The argument plays to Alabama's primal fear of federal control, a fear born of years of resentment over U.S. courts' ordering the desegregation of schools and the creation of black-majority legislative districts.

"Activists on the bench know no bounds," Giles said. "It's a trial lawyer's dream."

Giles was aided by a virtually unparalleled Alabama celebrity in his battle against the amendment, distributing testimonials from former chief justice Roy Moore, whose fame was sealed in 2003 when he defied a federal court order to remove a two-ton granite Ten Commandments monument from the rotunda of the Alabama Supreme Court. They were joined by former Moore aide Tom Parker, who handed out miniature Confederate flags this fall during his successful campaign for a seat on the Alabama Supreme Court.

Arguing that the amendment could lead to higher taxes is a potent strategy in Alabama, which is one of the nation's most lightly taxed states and which resoundingly rejected a record $1.2 billion tax increase proposed last year by Gov. Bob Riley (R), a conservative, to pay for school improvements and lessen the tax burden on the poor. But many blacks view the Amendment 2 opponents' tax pitch as a smoke screen.

Education concerns
As the vote results sink in, the deacons and the Bible-toting ladies at the Bethel church here have spoken of dark conspiracies, of sinister agendas. They speak from experience.

Vertia Killings, 72, was riding on a bus that had to be rerouted because of the commotion at the University of Alabama on the day Wallace -- who eventually renounced his segregationist past -- made his stand. Her father, Benny Mack, paid a $45 poll tax and "ate a little less" because of it, she said. Others chose to eat instead of vote.

Killings does not see the amendment's defeat as a matter of mere symbolism, even though Alabama's constitutional ban on integrated schools was trumped -- then and now -- by federal law. She has watched school testing results with growing uneasiness.

Black students in Alabama have struggled on some national tests, with 73 percent of black eighth-graders rated below basic competency in math, compared with 32 percent of white eighth-graders. Killings also frets about Alabama schools -- just as schools in many other parts of the country -- steadfastly resegregating. This phenomenon, which is getting increased attention among national education experts, is attributed to a kaleidoscope of factors, including the suburban migration of white families, private school expansion and the rising popularity of home schooling among white conservatives.

"It seems like we're having a reversal," Killings said.

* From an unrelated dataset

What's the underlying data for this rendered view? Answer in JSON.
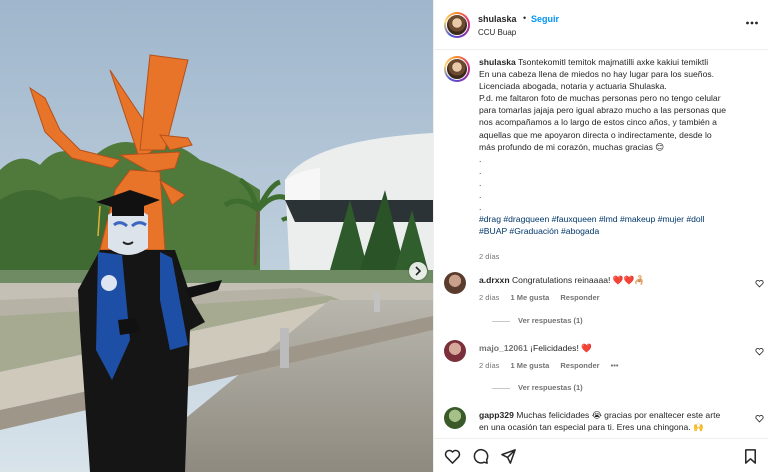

It matters not at all to Killings and her friends that the amendment's opponents say they want to remove the segregated-schools portion of the constitution but cannot abide by guaranteeing a public education and fear mandates for higher education taxes. The people who are most affected by poorly funded schools are the same people who were affected in another era by poll taxes: poor blacks and poor whites.

"I don't know but a few black folks who can afford to send their kids to private school," said Charles Steele Jr., a former Democratic member of the Alabama legislature who lives here and is national vice president of the Southern Christian Leadership Conference.

'Loony laws'
This is not the first time that Steele has tangled with Alabama's constitution, a gigantic document that has more than 740 amendments and more than 310,000 words, making it the world's longest, at nearly 40 times the length of the U.S. Constitution. Four years ago, voters repealed a constitutional amendment banning interracial marriage.

The state constitution, which most historians agree was written to protect large landowners and to disenfranchise blacks, is so riddled with antiquated wording that some high school students in Birmingham make an annual trip to the city library for a project known as the search for "the loony laws."

Yet the constitution, with its racist past and its racist present, only grows. On Nov. 2, it was amended three times -- numbers 743, 744 and 745.

Giles has said he would support taking out the passage about separate schools for "white and colored children" as long as the part about not guaranteeing a right to an education is kept.